Video

The Rupture Sometimes from Kevin Gotkin on YouTube

The Rupture Sometimes is an essay film that explores the potential of disability to expand and enrich ways of thinking. It features nine scholars and artists (in order of appearance): Alison O’Daniel, Georgina Kleege, Cathy Kudlick, Terry Galloway, Donna Marie Nudd, Amanda Cachia, Patrick Anderson, Sara Hendren, and Jessica Feldman. The film suggests similarities between each of the nine conversations, working towards a capacious notion of disability. Disability, we come to find, is not always about disability as it is usually imagined; it is an escape from the pre-ordained, a place where rupture and emergence become guiding principles for the way we interact with our world. Disability becomes more than an identity or a category. It becomes a way of knowing.

NIGHT SKY TRAILER from Alison O’Daniel on Vimeo.

With Evelina Gaina, Jay Mandell, Deafinitely, Cauleen Smith, Joann Karl, Lucky Dragons, and the voice of Vaughan Rachel

Cinematography by Tom Clancey
Score by Ethan Frederick Greene
Animation by Lisa Ramsey and Justin Acree
Effects by William Downes and Matt Chea
Directed by Alison O’Daniel

Night Sky has parallel, overlapping stories: two girls—Cleo and Jay—travel through the desert while a group of contestants compete in a current-day dance marathon. A small hula-hoop serves as a window between worlds, hovering unnoticed in the midst of the marathon contestants and simultaneously hanging in the desert air. Sound bleeds between the locations, drawing attention to parallel series of events, while locations collapse into one another and places formerly encountered continue to announce their presence.

It’s Sorta Like a Big Hug from Park McArthur on Vimeo.

Tina Zavitsanos
Aliza Shvarts
Park McArthur
Amalle Dublon

In It’s Sorta Like a Big Hug (2012) McArthur had a friend record one of her experiences of being cared for by a collective of friends in her New York City neighborhood. The collective included a group of ten people that McArthur linked together in order to orchestrate and facilitate her bedtime routine each night of the week. McArthur says that processes of unraveling and restabilizing occur as each person in the collective makes themselves vulnerable to one another in the “eventness” of working to deliver each body safely from platform to platform, surface to surface. McArthur invites viewers to think about how the expertness of the care partner’s body and McArthur’s body work their mutual instability together. The artist concludes that the conditions of debility and capacity are tenuous and proximate at all times. Most importantly, this proximity opens up the possibility for us to familiarize ourselves with wide spectrums of “beingness.”

Artur Zmijewski – An Eye for An Eye, 1998 from Hurford Center on Vimeo.

Artur Zmijewski
An Eye for An Eye, 1998
Video projected, 11:28 minutes
Courtesy of Foksal Gallery Foundation, Warsaw

Oko za oko (An Eye for an Eye) consists of a set of three large-format color photographs and a video. The photographs and video depict naked men with amputated limbs, accompanied by able-bodied people, who in the staged photographs and in the film “lend” their limbs to the amputated as they stroll, climb stairs or bathe. The naked bodies of the protagonists were assembled by the artist in complex compositions creating bodily hybrids: two-headed men, men with two pairs of arms etc., and at the same time the appearance of new able-bodied organisms in which the “healthy” supply the amputated with substitute limbs. The title of Zmijewski’s work recalls the antique rule of dispensing justice, but the artist is not concerned with the question of revenge but with that of possibilities.

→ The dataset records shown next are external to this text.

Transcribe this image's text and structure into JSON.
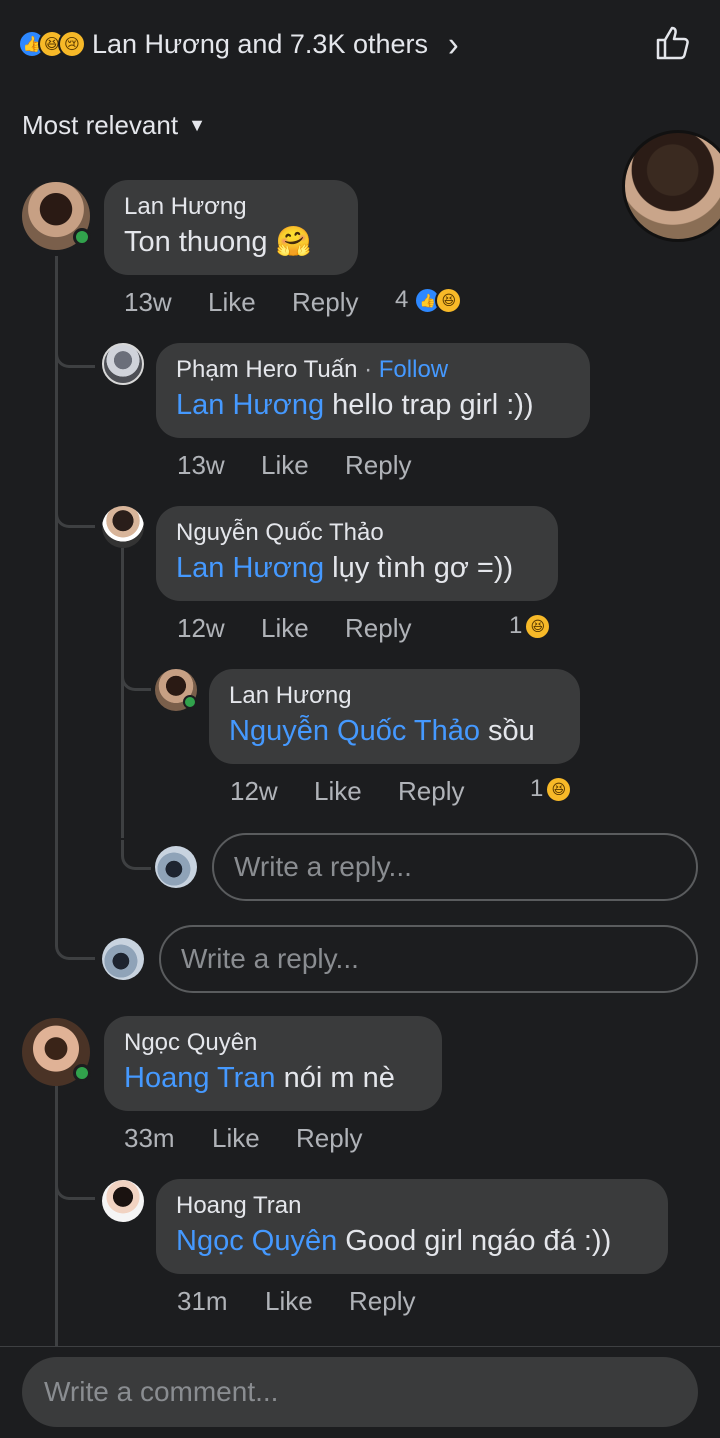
{
  "header": {
    "reaction_icons": [
      "like-icon",
      "haha-icon",
      "sad-icon"
    ],
    "reactions_summary": "Lan Hương and 7.3K others",
    "chevron": "›"
  },
  "sort": {
    "label": "Most relevant",
    "caret": "⌄"
  },
  "comments": [
    {
      "author": "Lan Hương",
      "text": "Ton thuong 🤗",
      "time": "13w",
      "like": "Like",
      "reply": "Reply",
      "reaction_count": "4",
      "replies": [
        {
          "author": "Phạm Hero Tuấn",
          "follow": "Follow",
          "mention": "Lan Hương",
          "text": " hello trap girl :))",
          "time": "13w",
          "like": "Like",
          "reply": "Reply"
        },
        {
          "author": "Nguyễn Quốc Thảo",
          "mention": "Lan Hương",
          "text": " lụy tình gơ =))",
          "time": "12w",
          "like": "Like",
          "reply": "Reply",
          "reaction_count": "1",
          "replies": [
            {
              "author": "Lan Hương",
              "mention": "Nguyễn Quốc Thảo",
              "text": " sồu",
              "time": "12w",
              "like": "Like",
              "reply": "Reply",
              "reaction_count": "1"
            }
          ],
          "reply_placeholder": "Write a reply..."
        }
      ],
      "reply_placeholder": "Write a reply..."
    },
    {
      "author": "Ngọc Quyên",
      "mention": "Hoang Tran",
      "text": " nói m nè",
      "time": "33m",
      "like": "Like",
      "reply": "Reply",
      "replies": [
        {
          "author": "Hoang Tran",
          "mention": "Ngọc Quyên",
          "text": " Good girl ngáo đá :))",
          "time": "31m",
          "like": "Like",
          "reply": "Reply"
        }
      ]
    }
  ],
  "composer": {
    "placeholder": "Write a comment..."
  },
  "colors": {
    "background": "#1c1d1f",
    "bubble": "#3a3b3c",
    "link": "#4599ff",
    "like_blue": "#2d88ff",
    "emoji_yellow": "#f7b928",
    "online": "#31a24c"
  }
}
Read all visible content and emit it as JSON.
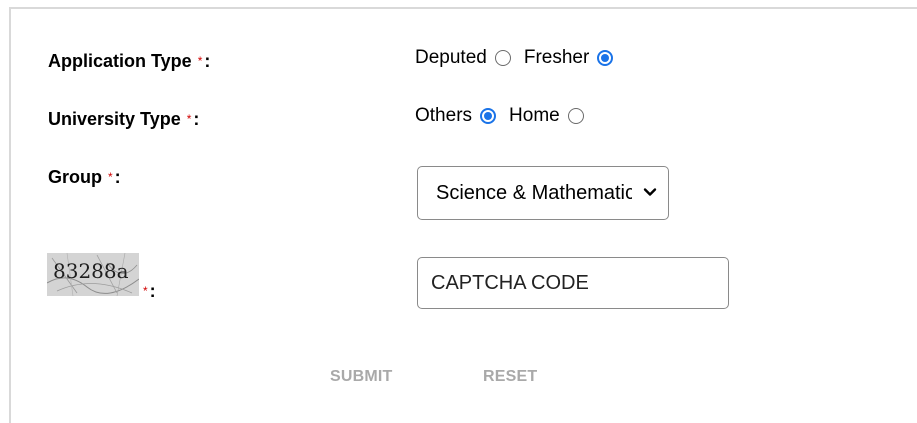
{
  "form": {
    "application_type": {
      "label": "Application Type",
      "required_mark": "*",
      "colon": ":",
      "options": [
        {
          "label": "Deputed",
          "checked": false
        },
        {
          "label": "Fresher",
          "checked": true
        }
      ]
    },
    "university_type": {
      "label": "University Type",
      "required_mark": "*",
      "colon": ":",
      "options": [
        {
          "label": "Others",
          "checked": true
        },
        {
          "label": "Home",
          "checked": false
        }
      ]
    },
    "group": {
      "label": "Group",
      "required_mark": "*",
      "colon": ":",
      "selected_value": "Science & Mathematics"
    },
    "captcha": {
      "image_text": "83288a",
      "required_mark": "*",
      "colon": ":",
      "input_value": "CAPTCHA CODE"
    },
    "buttons": {
      "submit_label": "SUBMIT",
      "reset_label": "RESET"
    }
  },
  "colors": {
    "accent": "#1a73e8",
    "required": "#d00000",
    "disabled_button": "#a9a9a9"
  }
}
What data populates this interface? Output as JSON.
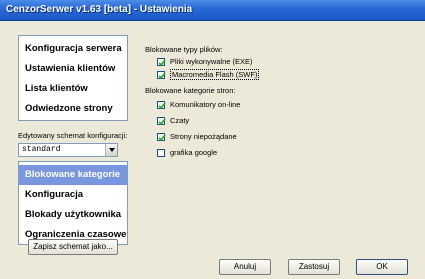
{
  "window": {
    "title": "CenzorSerwer v1.63 [beta] - Ustawienia"
  },
  "sidebar": {
    "top_items": [
      {
        "label": "Konfiguracja serwera"
      },
      {
        "label": "Ustawienia klientów"
      },
      {
        "label": "Lista klientów"
      },
      {
        "label": "Odwiedzone strony"
      }
    ],
    "schema_label": "Edytowany schemat konfiguracji:",
    "schema_value": "standard",
    "bottom_items": [
      {
        "label": "Blokowane kategorie",
        "active": true
      },
      {
        "label": "Konfiguracja"
      },
      {
        "label": "Blokady użytkownika"
      },
      {
        "label": "Ograniczenia czasowe"
      }
    ],
    "save_schema_button": "Zapisz schemat jako..."
  },
  "main": {
    "file_types_label": "Blokowane typy plików:",
    "file_types": [
      {
        "label": "Pliki wykonywalne (EXE)",
        "checked": true
      },
      {
        "label": "Macromedia Flash (SWF)",
        "checked": true
      }
    ],
    "categories_label": "Blokowane kategorie stron:",
    "categories": [
      {
        "label": "Komunikatory on-line",
        "checked": true
      },
      {
        "label": "Czaty",
        "checked": true
      },
      {
        "label": "Strony niepożądane",
        "checked": true
      },
      {
        "label": "grafika google",
        "checked": false
      }
    ]
  },
  "footer": {
    "cancel_label": "Anuluj",
    "apply_label": "Zastosuj",
    "ok_label": "OK"
  }
}
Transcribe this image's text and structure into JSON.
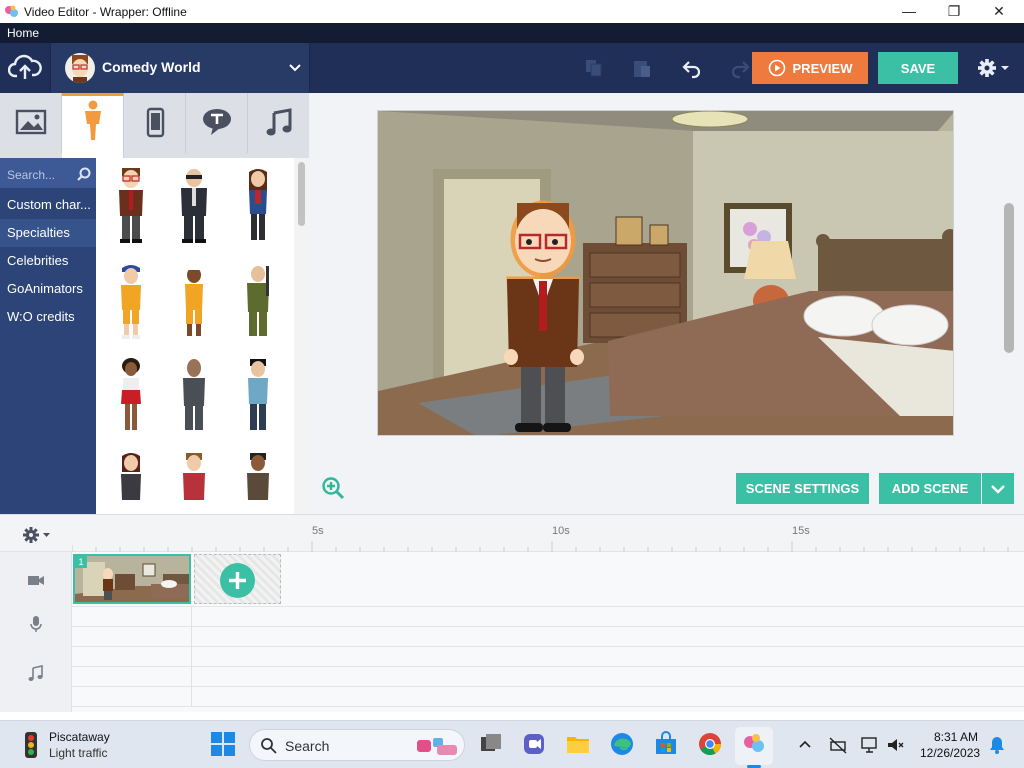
{
  "window": {
    "title": "Video Editor - Wrapper: Offline",
    "minimize_glyph": "—",
    "maximize_glyph": "❐",
    "close_glyph": "✕"
  },
  "menubar": {
    "home": "Home"
  },
  "toolbar": {
    "movie_title": "Comedy World",
    "preview_label": "PREVIEW",
    "save_label": "SAVE"
  },
  "library": {
    "tabs": [
      "image-icon",
      "character-icon",
      "phone-icon",
      "speech-bubble-icon",
      "music-note-icon"
    ],
    "active_tab": 1,
    "search_placeholder": "Search...",
    "categories": [
      "Custom char...",
      "Specialties",
      "Celebrities",
      "GoAnimators",
      "W:O credits"
    ],
    "selected_category": 1
  },
  "stage": {
    "scene_settings_label": "SCENE SETTINGS",
    "add_scene_label": "ADD SCENE"
  },
  "timeline": {
    "ticks": [
      "5s",
      "10s",
      "15s"
    ],
    "scene_number": "1",
    "tracks": [
      "video-camera-icon",
      "microphone-icon",
      "music-note-icon"
    ]
  },
  "taskbar": {
    "weather_title": "Piscataway",
    "weather_sub": "Light traffic",
    "search_placeholder": "Search",
    "time": "8:31 AM",
    "date": "12/26/2023"
  },
  "colors": {
    "accent": "#3bbfa5",
    "preview": "#ef7a3e",
    "toolbar": "#1f2f58",
    "sidebar": "#2c4478"
  }
}
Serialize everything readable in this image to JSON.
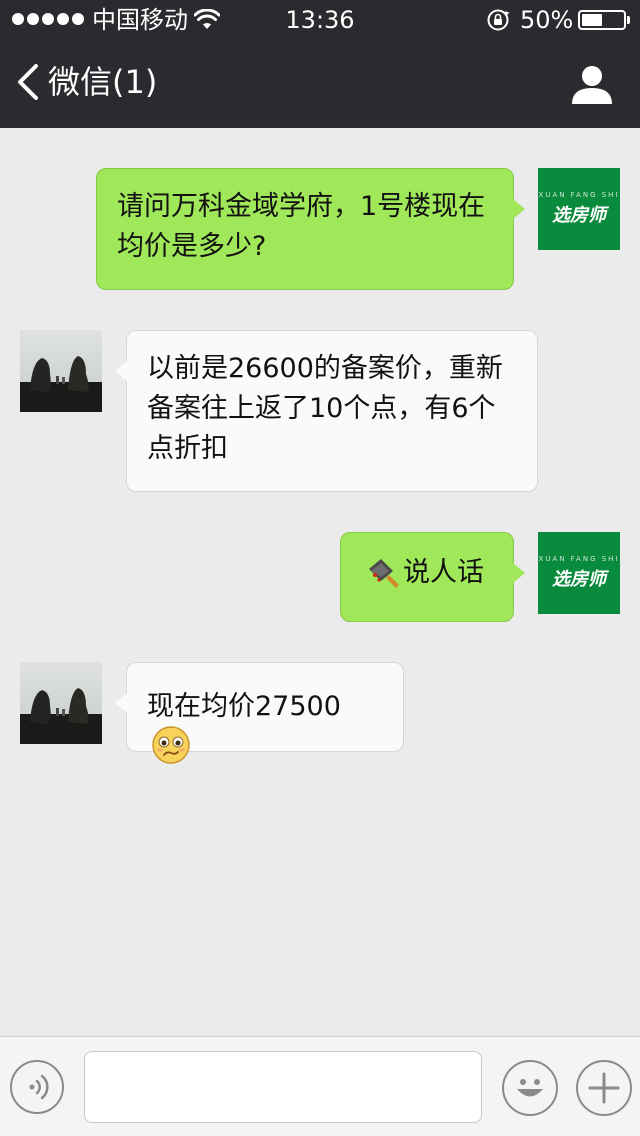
{
  "status_bar": {
    "carrier": "中国移动",
    "time": "13:36",
    "battery": "50%",
    "battery_level": 0.5,
    "signal_dots": 5,
    "icons": [
      "signal-dots-icon",
      "wifi-icon",
      "rotation-lock-icon",
      "battery-icon"
    ]
  },
  "nav": {
    "back_label": "微信(1)",
    "icons": [
      "back-chevron-icon",
      "profile-icon"
    ]
  },
  "brand_avatar": {
    "small_text": "XUAN FANG SHI",
    "text": "选房师",
    "color": "#0a8a3c"
  },
  "messages": [
    {
      "direction": "out",
      "sender": "brand",
      "text": "请问万科金域学府，1号楼现在均价是多少?"
    },
    {
      "direction": "in",
      "sender": "photo",
      "text": "以前是26600的备案价，重新备案往上返了10个点，有6个点折扣"
    },
    {
      "direction": "out",
      "sender": "brand",
      "emoji": "cleaver-icon",
      "text": "说人话"
    },
    {
      "direction": "in",
      "sender": "photo",
      "text": "现在均价27500",
      "emoji": "worried-face-icon"
    }
  ],
  "input_bar": {
    "placeholder": "",
    "icons": [
      "voice-icon",
      "emoji-icon",
      "plus-icon"
    ]
  },
  "colors": {
    "header_bg": "#2b2b2f",
    "chat_bg": "#ebebeb",
    "out_bubble": "#a0e75a",
    "in_bubble": "#fafafa"
  }
}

Artur Zmijewski – An Eye for An Eye, 1998, Captioned from Hurford Center on Vimeo.

Artist Christine Sun Kim at Haverford College on YouTube

Artist Christine Sun Kim performed on October 26, 2012 as part of the exhibition What Can a Body Do? curated by Amanda Cachia for the Cantor Fitzgerald Gallery at Haverford College. Once the Speaker Drawings Kim created during her performance were complete, they became part of the installation of the exhibition. In this video Kim discusses her interest in sound its use in her work as well as her experience as an exhibiting artist in the exhibition What Can a Body Do? which ran at the Cantor Fitzgerald Gallery at Haverford College October 26 – December 16, 2012.